Me eating bread with butter: I would fight god for this.
[Getting home from fishing trip]
MOM: Catch anything?
ME: No, but a bear did.
MOM: Where’s your father?
Jill on Facebook is trying to find a way to get cat diarrhea out of suede boots and I don’t think I’m hungry for lunch anymore. .
I hate when I’m cleaning my house and accidentally watch three seasons of a show.
If you buy something with a lifetime warranty and it breaks, the manufacturer will send a hitman to your house.
you’d think eating your young was more filling.
[christmas break with my extended family]
*me in Oprah voice* YOU NEED A THERAPIST AND YOU NEED A THERAPIST! EVERYBODY NEEDS A THERAPIST!
everybody’s a toughguy until they have to use a screwdriver overhead for two minutes
Me: *gestures to the bellhop to take my bags to my room*
Vanilla Ice: Yo man, I don’t work here
M: *slips him a five*
VI: Right away sir
Me: *Being strip searched*
Cop: The dancing really is not necessary
Pro tip: when a cop asks you to step out of the car, don’t reply with “I’m too drunk, you get in.”
7yr old: I’m going to set a world record for walking in circles around this chair. “Alexa, set a time for 90 minutes.”
Me: Do you realize that’s an hour and a half?
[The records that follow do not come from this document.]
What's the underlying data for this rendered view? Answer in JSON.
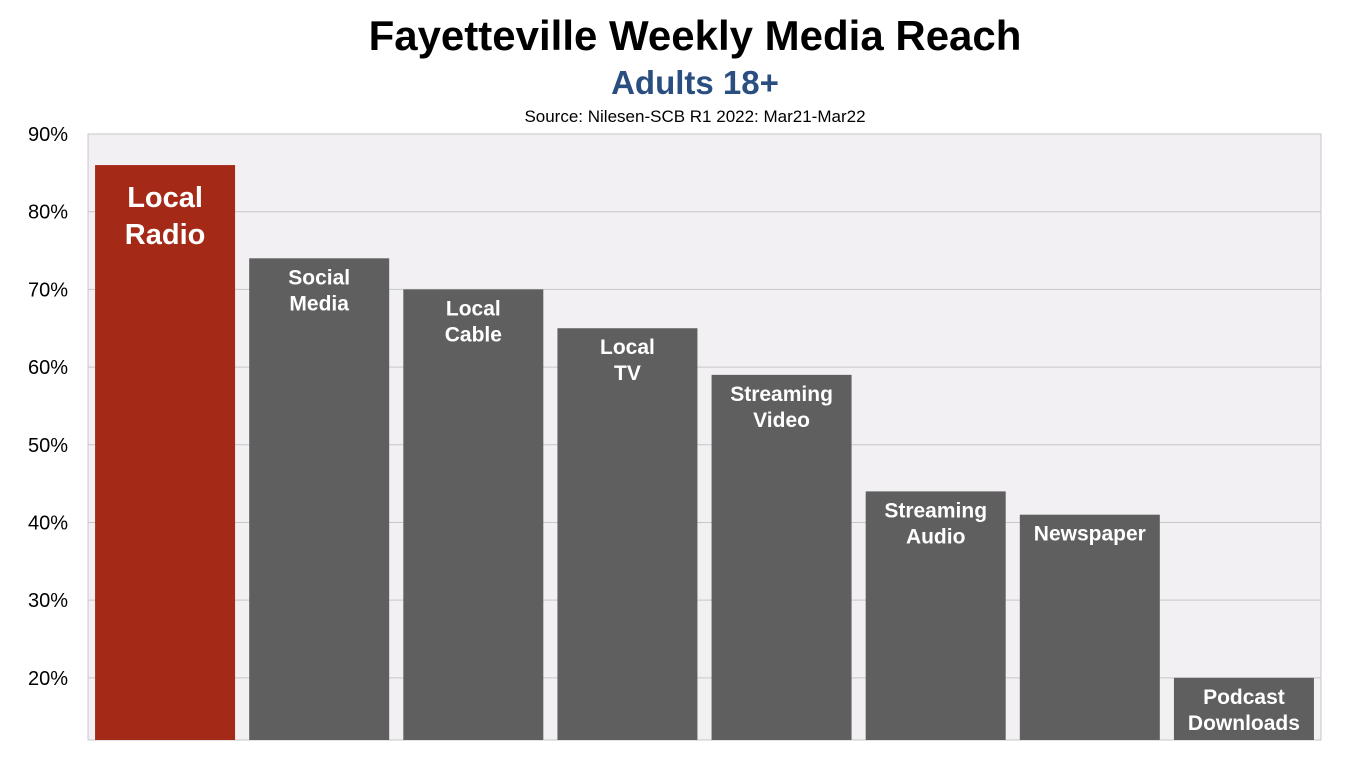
{
  "chart_data": {
    "type": "bar",
    "title": "Fayetteville Weekly Media Reach",
    "subtitle": "Adults 18+",
    "source": "Source: Nilesen-SCB R1 2022: Mar21-Mar22",
    "categories": [
      [
        "Local",
        "Radio"
      ],
      [
        "Social",
        "Media"
      ],
      [
        "Local",
        "Cable"
      ],
      [
        "Local",
        "TV"
      ],
      [
        "Streaming",
        "Video"
      ],
      [
        "Streaming",
        "Audio"
      ],
      [
        "Newspaper"
      ],
      [
        "Podcast",
        "Downloads"
      ]
    ],
    "values": [
      86,
      74,
      70,
      65,
      59,
      44,
      41,
      20
    ],
    "yticks": [
      "20%",
      "30%",
      "40%",
      "50%",
      "60%",
      "70%",
      "80%",
      "90%"
    ],
    "ylim": [
      12,
      90
    ],
    "grid": true,
    "legend": "none",
    "colors": {
      "highlight": "#a42a17",
      "bar": "#5f5f5f",
      "plot_bg": "#f2f0f3",
      "grid": "#c8c6c9",
      "subtitle": "#2a4e7f"
    }
  }
}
7: Oh, “Alexa, set a timer for 5 minutes.”
“I’m a copy-editor”
– boring
– who cares
– what does that even mean“I am here to right what has gone wrong”
– mysterious
– ominous
– maybe you have a sword
“I’m too important too attend the training on the new system. When I need to get in it you can walk me through it each time”
~Management
My friend reluctantly let her 10yo attend a birthday party before family pictures and asked that she do her best not to get muddy. She did not, however, specify that she shouldn’t get her face painted in camouflage. We’re all very excited for this year’s Christmas card.
A little bit of chocolate just melted on my hotel room bed and the more you try to explain that to housekeeping the more it seems like that’s not chocolate.